Well last year I began to take more mainstream Biomedical Engineering courses… occasionally they were engaging and interesting, but most of the time I found myself wondering what I was doing there…
And then last fall, it was almost like an epiphany, I just knew! After spending a few days at my church getting to know some religious brothers and sisters, I knew that I was to serve the Lord as a priest in His Holy Catholic Church. I didn’t know when I would need to enter seminary or if I would stay in college to get my degree first, but it didn’t matter b/c I knew in the end what the Lord had in store for my life! It was a glorious feeling and for about a month I lived as though one day I would be a priest. It was amazing how just that belief led me to become a holier person!
Well, needless to say after a month or so I wasn’t so convinced. After talking to a few friends and family members, I realized I wasn’t quite ready to write off having a wife and kids and such (because families can be pretty amazing, right?!). So I began to discern about changing my major…
This semester I enrolled myself in a schedule composed of only core curriculum classes. I knew that if I was ever going to be serious about changing my major, I would need to do something drastic. Well, I’ve been taking sociology and psychology and anthropology and a few others, and have really enjoyed delving into the social sciences… but I never took the time to research what I could do with a degree in any of those other majors.
Recently I was doing some reading of spiritual books and came across the term religious sociologist. It sounded pretty interesting to me, and I figured I could look into that… so I went to the career counselor and took the first step to changing my major. I had so many questions and my head was about to explode, but I just didn’t know what to do. I felt so abandoned and alone and confused… should I switch from a major in which I am basically guaranteed a job and a secure living to one in which I would have to find a job myself? It’s a lot to think about and I don’t like thinking that far into the future!
Well, I’m in major need of prayers for clarity and wisdom and understanding and trust. I still haven’t decided if I’m changing my major and registration is exactly two weeks away! I’m scared to death to move either way, and I’m having the hardest time trusting that God will be with me no matter what.

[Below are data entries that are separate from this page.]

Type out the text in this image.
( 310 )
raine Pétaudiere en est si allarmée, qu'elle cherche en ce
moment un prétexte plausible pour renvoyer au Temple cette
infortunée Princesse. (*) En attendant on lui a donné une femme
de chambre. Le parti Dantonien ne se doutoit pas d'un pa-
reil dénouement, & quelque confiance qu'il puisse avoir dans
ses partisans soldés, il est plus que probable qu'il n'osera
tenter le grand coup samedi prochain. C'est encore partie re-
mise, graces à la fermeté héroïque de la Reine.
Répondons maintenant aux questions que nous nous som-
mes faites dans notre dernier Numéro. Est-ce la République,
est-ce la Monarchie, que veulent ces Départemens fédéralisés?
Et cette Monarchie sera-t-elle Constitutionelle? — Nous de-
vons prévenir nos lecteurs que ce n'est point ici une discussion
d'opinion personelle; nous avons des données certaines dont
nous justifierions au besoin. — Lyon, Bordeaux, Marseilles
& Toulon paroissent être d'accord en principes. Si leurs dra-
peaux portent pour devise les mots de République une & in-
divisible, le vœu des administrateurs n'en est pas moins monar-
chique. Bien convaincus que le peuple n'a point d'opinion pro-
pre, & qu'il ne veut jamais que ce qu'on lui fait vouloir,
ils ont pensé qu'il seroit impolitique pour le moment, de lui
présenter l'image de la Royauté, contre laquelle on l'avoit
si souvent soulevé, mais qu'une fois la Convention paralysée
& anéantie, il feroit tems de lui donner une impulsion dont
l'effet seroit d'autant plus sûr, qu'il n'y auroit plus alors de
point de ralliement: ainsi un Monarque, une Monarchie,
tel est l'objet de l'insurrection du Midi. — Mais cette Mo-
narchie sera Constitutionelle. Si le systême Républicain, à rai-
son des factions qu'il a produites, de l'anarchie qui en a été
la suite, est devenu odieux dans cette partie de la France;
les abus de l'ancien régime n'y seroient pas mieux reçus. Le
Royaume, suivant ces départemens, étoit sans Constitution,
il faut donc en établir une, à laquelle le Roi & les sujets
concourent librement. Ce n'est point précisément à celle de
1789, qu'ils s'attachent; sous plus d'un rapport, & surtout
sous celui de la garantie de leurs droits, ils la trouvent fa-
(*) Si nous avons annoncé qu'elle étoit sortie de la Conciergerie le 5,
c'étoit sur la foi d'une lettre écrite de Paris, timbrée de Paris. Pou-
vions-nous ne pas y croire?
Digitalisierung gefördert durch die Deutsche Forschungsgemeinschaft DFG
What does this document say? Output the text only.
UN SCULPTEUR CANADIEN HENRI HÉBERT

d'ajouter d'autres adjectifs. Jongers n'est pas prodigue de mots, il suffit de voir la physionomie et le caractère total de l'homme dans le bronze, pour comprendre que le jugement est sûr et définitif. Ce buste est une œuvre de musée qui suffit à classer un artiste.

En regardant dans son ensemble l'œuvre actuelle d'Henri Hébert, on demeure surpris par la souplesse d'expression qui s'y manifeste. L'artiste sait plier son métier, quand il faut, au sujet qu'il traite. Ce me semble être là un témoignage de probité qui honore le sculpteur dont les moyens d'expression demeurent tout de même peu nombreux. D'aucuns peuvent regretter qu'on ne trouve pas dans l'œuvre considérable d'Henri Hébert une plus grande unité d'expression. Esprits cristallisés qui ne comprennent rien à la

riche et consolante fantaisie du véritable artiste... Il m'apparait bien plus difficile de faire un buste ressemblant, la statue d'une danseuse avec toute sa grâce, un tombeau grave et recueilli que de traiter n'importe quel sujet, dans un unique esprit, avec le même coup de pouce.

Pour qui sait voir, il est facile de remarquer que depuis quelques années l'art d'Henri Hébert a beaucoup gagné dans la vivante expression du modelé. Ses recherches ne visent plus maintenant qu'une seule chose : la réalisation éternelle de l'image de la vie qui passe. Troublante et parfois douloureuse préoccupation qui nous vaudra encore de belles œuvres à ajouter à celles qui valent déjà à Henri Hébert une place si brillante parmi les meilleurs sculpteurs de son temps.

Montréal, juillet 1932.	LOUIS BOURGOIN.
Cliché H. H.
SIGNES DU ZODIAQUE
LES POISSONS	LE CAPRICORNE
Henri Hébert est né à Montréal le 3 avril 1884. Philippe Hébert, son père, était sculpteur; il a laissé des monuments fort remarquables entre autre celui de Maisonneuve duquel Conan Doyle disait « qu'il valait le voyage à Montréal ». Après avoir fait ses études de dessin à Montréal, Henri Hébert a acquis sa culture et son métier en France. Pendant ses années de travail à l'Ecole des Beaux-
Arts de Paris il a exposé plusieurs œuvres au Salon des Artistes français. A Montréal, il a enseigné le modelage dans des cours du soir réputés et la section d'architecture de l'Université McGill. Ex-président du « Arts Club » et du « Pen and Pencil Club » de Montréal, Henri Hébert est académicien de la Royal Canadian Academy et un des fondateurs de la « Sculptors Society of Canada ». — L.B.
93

I want so badly to live my life completely for God and be able to spread His love to all of His creation, but the path to such a career is not so clear cut as the path for a biomedical engineer! Will I even be able to find a job as a religious sociologist? Will I earn enough money to have a stable income for my Catholic-sized family? Will such a job take me far away from everyone and everything I know and love? So many questions and so many more I can’t even seem to voice!

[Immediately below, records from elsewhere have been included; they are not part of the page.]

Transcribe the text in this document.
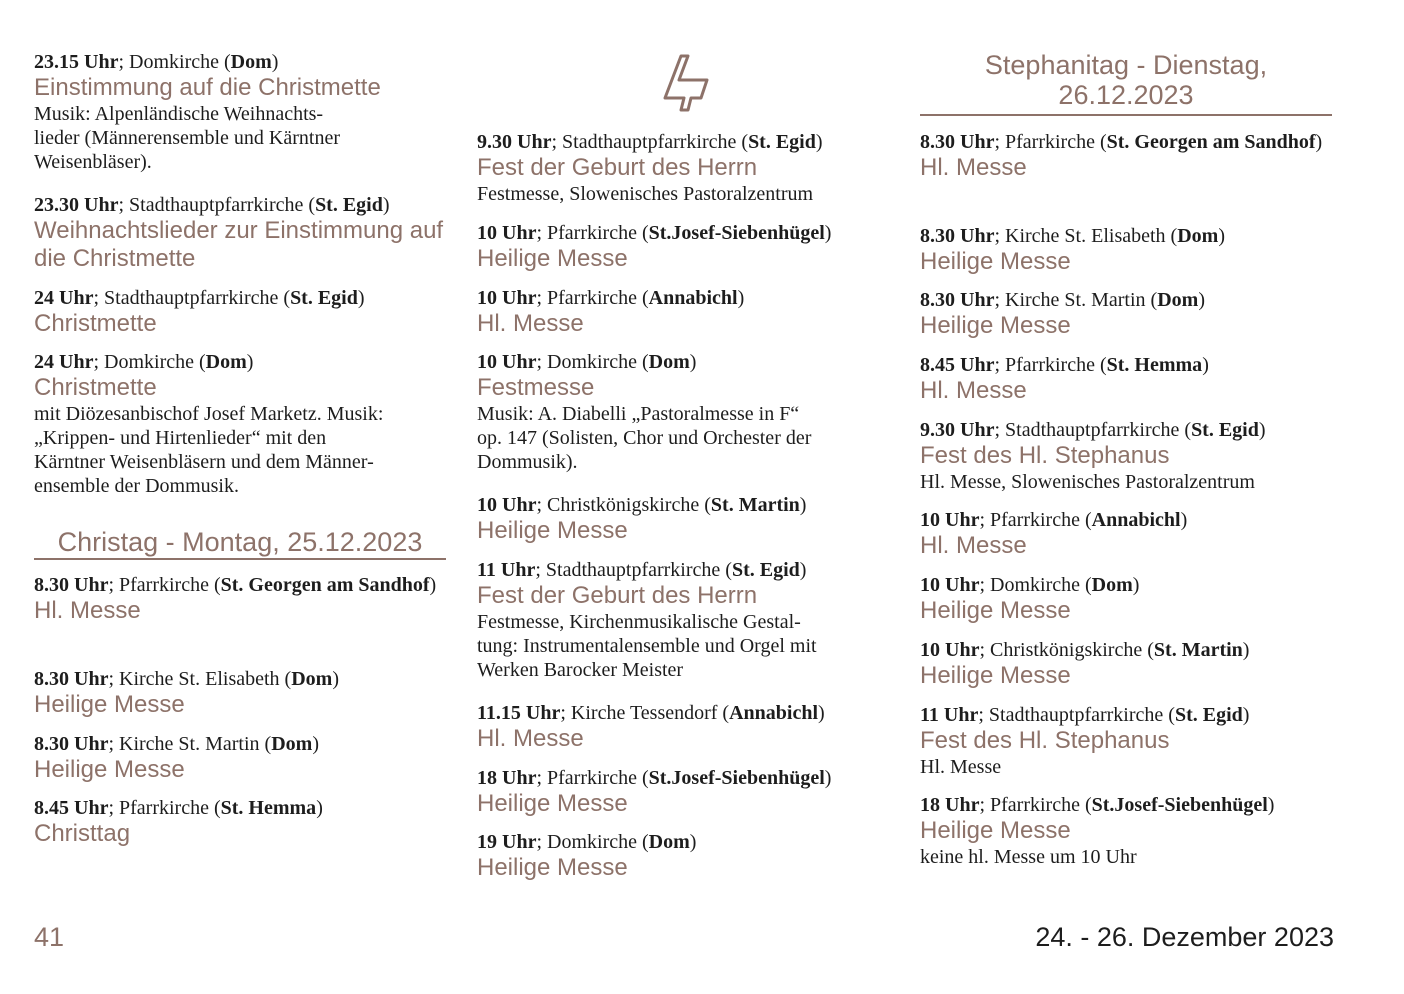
23.15 Uhr; Domkirche (Dom)

Einstimmung auf die Christmette

Musik: Alpenländische Weihnachts-
lieder (Männerensemble und Kärntner
Weisenbläser).

23.30 Uhr; Stadthauptpfarrkirche (St. Egid)

Weihnachtslieder zur Einstimmung auf die Christmette

24 Uhr; Stadthauptpfarrkirche (St. Egid)

Christmette

24 Uhr; Domkirche (Dom)

Christmette

mit Diözesanbischof Josef Marketz. Musik:
„Krippen- und Hirtenlieder“ mit den
Kärntner Weisenbläsern und dem Männer-
ensemble der Dommusik.

Christag - Montag, 25.12.2023

8.30 Uhr; Pfarrkirche (St. Georgen am Sandhof)

Hl. Messe

8.30 Uhr; Kirche St. Elisabeth (Dom)

Heilige Messe

8.30 Uhr; Kirche St. Martin (Dom)

Heilige Messe

8.45 Uhr; Pfarrkirche (St. Hemma)

Christtag

9.30 Uhr; Stadthauptpfarrkirche (St. Egid)

Fest der Geburt des Herrn

Festmesse, Slowenisches Pastoralzentrum

10 Uhr; Pfarrkirche (St.Josef-Siebenhügel)

Heilige Messe

10 Uhr; Pfarrkirche (Annabichl)

Hl. Messe

10 Uhr; Domkirche (Dom)

Festmesse

Musik: A. Diabelli „Pastoralmesse in F“
op. 147 (Solisten, Chor und Orchester der
Dommusik).

10 Uhr; Christkönigskirche (St. Martin)

Heilige Messe

11 Uhr; Stadthauptpfarrkirche (St. Egid)

Fest der Geburt des Herrn

Festmesse, Kirchenmusikalische Gestal-
tung: Instrumentalensemble und Orgel mit
Werken Barocker Meister

11.15 Uhr; Kirche Tessendorf (Annabichl)

Hl. Messe

18 Uhr; Pfarrkirche (St.Josef-Siebenhügel)

Heilige Messe

19 Uhr; Domkirche (Dom)

Heilige Messe

Stephanitag - Dienstag,
26.12.2023

8.30 Uhr; Pfarrkirche (St. Georgen am Sandhof)

Hl. Messe

8.30 Uhr; Kirche St. Elisabeth (Dom)

Heilige Messe

8.30 Uhr; Kirche St. Martin (Dom)

Heilige Messe

8.45 Uhr; Pfarrkirche (St. Hemma)

Hl. Messe

9.30 Uhr; Stadthauptpfarrkirche (St. Egid)

Fest des Hl. Stephanus

Hl. Messe, Slowenisches Pastoralzentrum

10 Uhr; Pfarrkirche (Annabichl)

Hl. Messe

10 Uhr; Domkirche (Dom)

Heilige Messe

10 Uhr; Christkönigskirche (St. Martin)

Heilige Messe

11 Uhr; Stadthauptpfarrkirche (St. Egid)

Fest des Hl. Stephanus

Hl. Messe

18 Uhr; Pfarrkirche (St.Josef-Siebenhügel)

Heilige Messe

keine hl. Messe um 10 Uhr

41	24. - 26. Dezember 2023
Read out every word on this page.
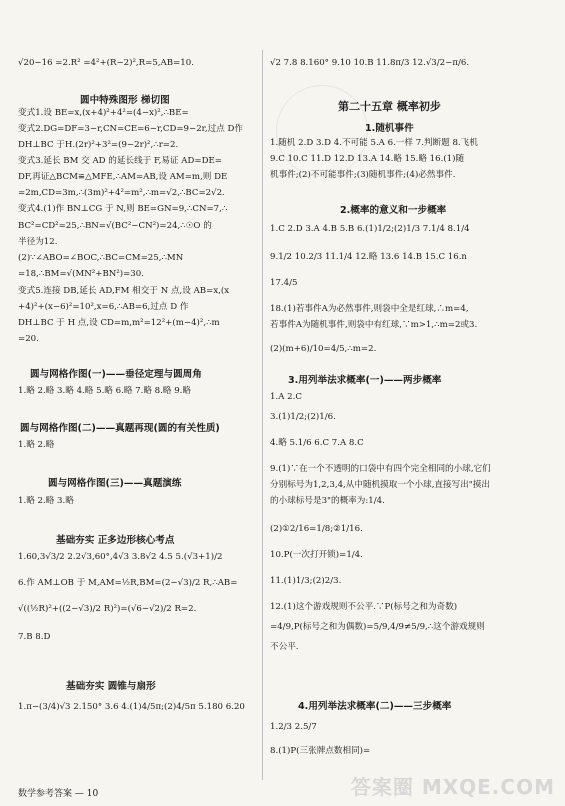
√20−16 =2.R² =4²+(R−2)²,R=5,AB=10.
圆中特殊图形 梯切图
变式1.设 BE=x,(x+4)²+4²=(4−x)²,∴BE=
变式2.DG=DF=3−r,CN=CE=6−r,CD=9−2r,过点 D作
DH⊥BC 于H.(2r)²+3²=(9−2r)²,∴r=2.
变式3.延长 BM 交 AD 的延长线于 F,易证 AD=DE=
DF,再证△BCM≌△MFE,∴AM=AB,设 AM=m,则 DE
=2m,CD=3m,∴(3m)²+4²=m²,∴m=√2,∴BC=2√2.
变式4.(1)作 BN⊥CG 于 N,则 BE=GN=9,∴CN=7,∴
BC²=CD²=25,∴BN=√(BC²−CN²)=24,∴☉O 的
半径为12.
(2)∵∠ABO=∠BOC,∴BC=CM=25,∴MN
=18,∴BM=√(MN²+BN²)=30.
变式5.连接 DB,延长 AD,FM 相交于 N 点,设 AB=x,(x
+4)²+(x−6)²=10²,x=6,∴AB=6,过点 D 作
DH⊥BC 于 H 点,设 CD=m,m²=12²+(m−4)²,∴m
=20.
圆与网格作图(一)——垂径定理与圆周角
1.略 2.略 3.略 4.略 5.略 6.略 7.略 8.略 9.略
圆与网格作图(二)——真题再现(圆的有关性质)
1.略 2.略
圆与网格作图(三)——真题演练
1.略 2.略 3.略
基础夯实 正多边形核心考点
1.60,3√3/2 2.2√3,60°,4√3 3.8√2 4.5 5.(√3+1)/2
6.作 AM⊥OB 于 M,AM=½R,BM=(2−√3)/2 R,∴AB=
√((½R)²+((2−√3)/2 R)²)=(√6−√2)/2 R=2.
7.B 8.D
基础夯实 圆锥与扇形
1.π−(3/4)√3 2.150° 3.6 4.(1)4/5π;(2)4/5π 5.180 6.20
数学参考答案 — 10
√2 7.8 8.160° 9.10 10.B 11.8π/3 12.√3/2−π/6.
第二十五章 概率初步
1.随机事件
1.随机 2.D 3.D 4.不可能 5.A 6.一样 7.判断题 8.飞机
9.C 10.C 11.D 12.D 13.A 14.略 15.略 16.(1)随
机事件;(2)不可能事件;(3)随机事件;(4)必然事件.
2.概率的意义和一步概率
1.C 2.D 3.A 4.B 5.B 6.(1)1/2;(2)1/3 7.1/4 8.1/4
9.1/2 10.2/3 11.1/4 12.略 13.6 14.B 15.C 16.n
17.4/5
18.(1)若事件A为必然事件,则袋中全是红球,∴m=4,
若事件A为随机事件,则袋中有红球,∵m>1,∴m=2或3.
(2)(m+6)/10=4/5,∴m=2.
3.用列举法求概率(一)——两步概率
1.A 2.C
3.(1)1/2;(2)1/6.
4.略 5.1/6 6.C 7.A 8.C
9.(1)∵在一个不透明的口袋中有四个完全相同的小球,它们
分别标号为1,2,3,4,从中随机摸取一个小球,直接写出"摸出
的小球标号是3"的概率为:1/4.
(2)①2/16=1/8;②1/16.
10.P(一次打开锁)=1/4.
11.(1)1/3;(2)2/3.
12.(1)这个游戏规则不公平.∵P(标号之和为奇数)
=4/9,P(标号之和为偶数)=5/9,4/9≠5/9,∴这个游戏规则
不公平.
4.用列举法求概率(二)——三步概率
1.2/3 2.5/7
8.(1)P(三张牌点数相同)=
答案圈 MXQE.COM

I know that if I do change my major to sociology I will need to attend grad school… where I would hopefully be able to study the effect of culture on religion and vice versa as well as theology. Do any of you know in what occupations such a religious sociologist would be needed?!? I know I’d probably end up writing a lot of books, but more than anything I want to see my work have a clear outcome and benefit to our society… perhaps I could work on restructuring the Catholic education system? Any ideas or knowledge/encouragement that you could provide me would be greatly appreciated!
God bless you all during this Easter Octave, and please, please pray for me in my search for the will of God in my life!